There is no recovery plan for the Northeast region, but the Pend Oreille Salmonid Recovery Team initiated and developed the Strategy for Protection and Improvement of Native Salmonid Habitat in 2005. The strategy focuses on local salmon species habitat protection and improvement for the three focal fish species (bull trout, westslope cutthroat trout, pygmy whitefish), as well as public education and involvement in the process. The members of the Recovery Team use an inclusive approach that fosters public participation and strives to incorporate the diverse perspectives and opinions of the community.

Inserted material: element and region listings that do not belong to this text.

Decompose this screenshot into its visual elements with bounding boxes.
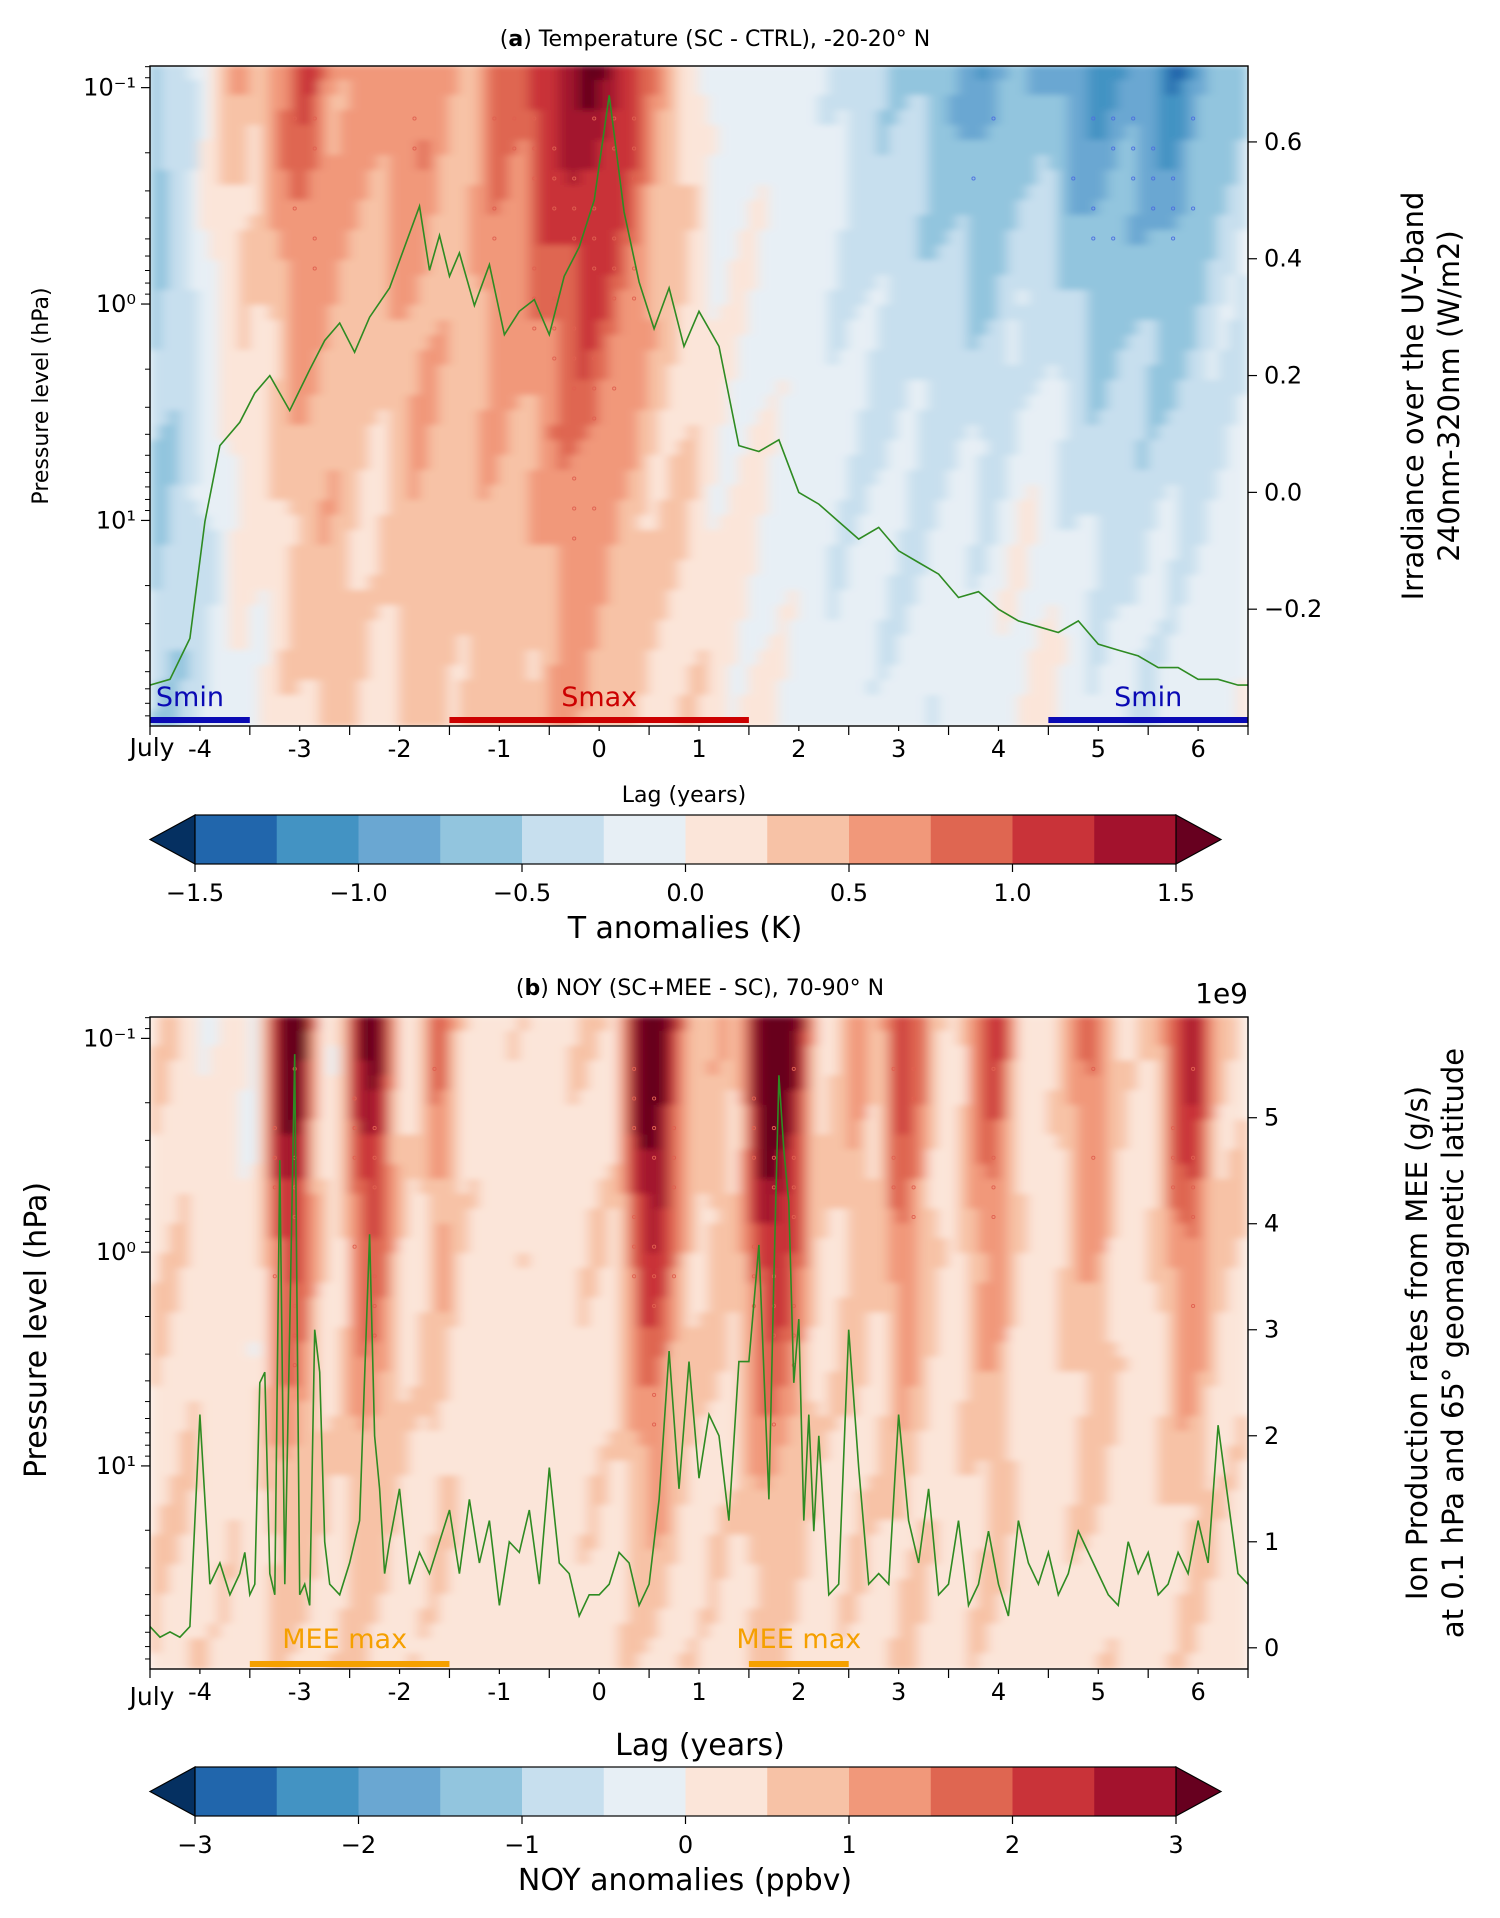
heatmap-cell — [1237, 500, 1249, 517]
heatmap-cell — [1237, 560, 1249, 577]
heatmap-cell — [1237, 215, 1249, 232]
panel-a-label: a — [508, 27, 523, 52]
heatmap-cell — [1237, 665, 1249, 682]
x-tick-label: 6 — [1190, 735, 1205, 763]
x-tick-label: 4 — [991, 735, 1006, 763]
x-tick-label: -2 — [388, 735, 412, 763]
heatmap-cell — [1237, 305, 1249, 322]
heatmap-cell — [1237, 80, 1249, 97]
x-tick-label: 0 — [592, 735, 607, 763]
heatmap-cell — [1237, 605, 1249, 622]
heatmap-cell — [1237, 485, 1249, 502]
heatmap-cell — [1237, 170, 1249, 187]
heatmap-cell — [1237, 350, 1249, 367]
panel-a-y-axis: 10⁻¹ 10⁰ 10¹ — [83, 67, 150, 716]
heatmap-cell — [1237, 395, 1249, 412]
x-tick-label: -4 — [188, 735, 212, 763]
heatmap-cell — [1237, 275, 1249, 292]
heatmap-cell — [1237, 230, 1249, 247]
x-tick-label: 3 — [891, 735, 906, 763]
heatmap-cell — [1237, 680, 1249, 697]
panel-a-y2-axis: −0.20.00.20.40.6 — [1248, 128, 1322, 623]
heatmap-cell — [1237, 575, 1249, 592]
heatmap-cell — [1237, 590, 1249, 607]
x-tick-label: -3 — [288, 735, 312, 763]
heatmap-cell — [1237, 245, 1249, 262]
heatmap-cell — [1237, 440, 1249, 457]
x-tick-label: -1 — [487, 735, 511, 763]
heatmap-cell — [1237, 140, 1249, 157]
x-tick-label: 1 — [691, 735, 706, 763]
y-tick-label: 10⁻¹ — [83, 74, 136, 102]
heatmap-cell — [1237, 200, 1249, 217]
panel-a-x-axis: -4 -3 -2 -1 0 1 2 3 4 5 6 — [150, 726, 1248, 763]
x-tick-label: 5 — [1091, 735, 1106, 763]
panel-a-title: (a) Temperature (SC - CTRL), -20-20° N — [500, 27, 930, 52]
y2-tick-label: −0.2 — [1264, 595, 1322, 623]
heatmap-cell — [1237, 425, 1249, 442]
heatmap-cell — [1237, 650, 1249, 667]
heatmap-cell — [1237, 185, 1249, 202]
heatmap-cell — [1237, 320, 1249, 337]
phase-band-label: Smin — [1114, 682, 1182, 713]
heatmap-cell — [1237, 65, 1249, 82]
phase-band-label: Smin — [156, 682, 224, 713]
heatmap-cell — [1237, 470, 1249, 487]
heatmap-cell — [1237, 365, 1249, 382]
heatmap-cell — [1237, 335, 1249, 352]
heatmap-cell — [1237, 695, 1249, 712]
heatmap-cell — [1237, 155, 1249, 172]
phase-band-label: Smax — [561, 682, 637, 713]
y-tick-label: 10⁰ — [96, 290, 136, 318]
heatmap-cell — [1237, 410, 1249, 427]
panel-a-title-text: Temperature (SC - CTRL), -20-20° N — [538, 27, 930, 52]
heatmap-cell — [1237, 515, 1249, 532]
heatmap-cell — [1237, 125, 1249, 142]
y-tick-label: 10¹ — [96, 506, 136, 534]
heatmap-cell — [1237, 290, 1249, 307]
heatmap-cell — [1237, 260, 1249, 277]
panel-a-temperature: (a) Temperature (SC - CTRL), -20-20° N S… — [29, 27, 1466, 946]
heatmap-cell — [1237, 620, 1249, 637]
heatmap-cell — [1237, 380, 1249, 397]
heatmap-cell — [1237, 530, 1249, 547]
heatmap-cell — [1237, 110, 1249, 127]
heatmap-cell — [1237, 635, 1249, 652]
x-tick-label: 2 — [791, 735, 806, 763]
heatmap-cell — [1237, 455, 1249, 472]
heatmap-cell — [1237, 545, 1249, 562]
heatmap-cell — [1237, 95, 1249, 112]
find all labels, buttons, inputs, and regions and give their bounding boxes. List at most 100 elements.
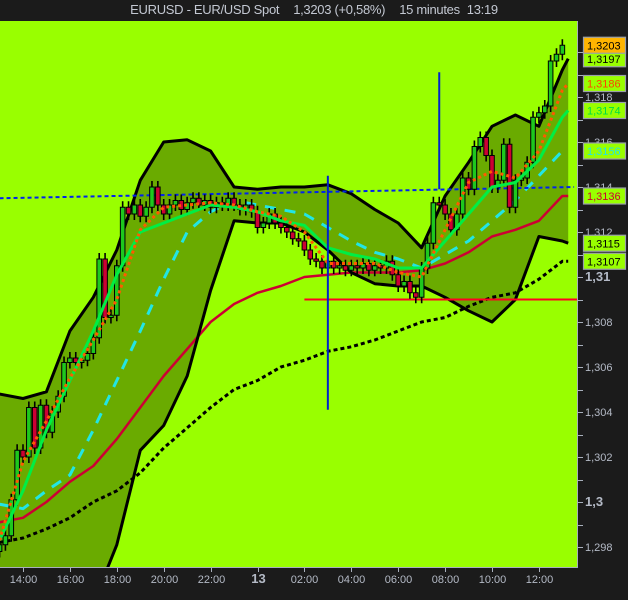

Progress to date includes the following:
- Protected nearly 3,000 acres of salmon habitat
- Removed 67 barriers to fish migration, opening nearly 300 miles of habitat to native trout
- Restored or protected nearly 385 miles of streams
The following challenges remain:
- Loss of habitat connectivity, quality, quantity, and diversity
- Human-made barriers that block fish migration in the Pend Oreille River and its tributaries
- Rivers that are too warm and don’t have enough dissolved oxygen
- Invasion by non-native fish that outcompete native trout for food, or worse, eat them
Background: Salmon recovery in Washington is driven by regional salmon recovery plans. The recovery plans provide the actions and rationale for where to invest and when. Each region reports on the actions implemented related to what is recommended in the regional recovery plan. The information about recovery plan implementation is grounded in the regional organizations’ extensive knowledge of recovery issues and recovery progress.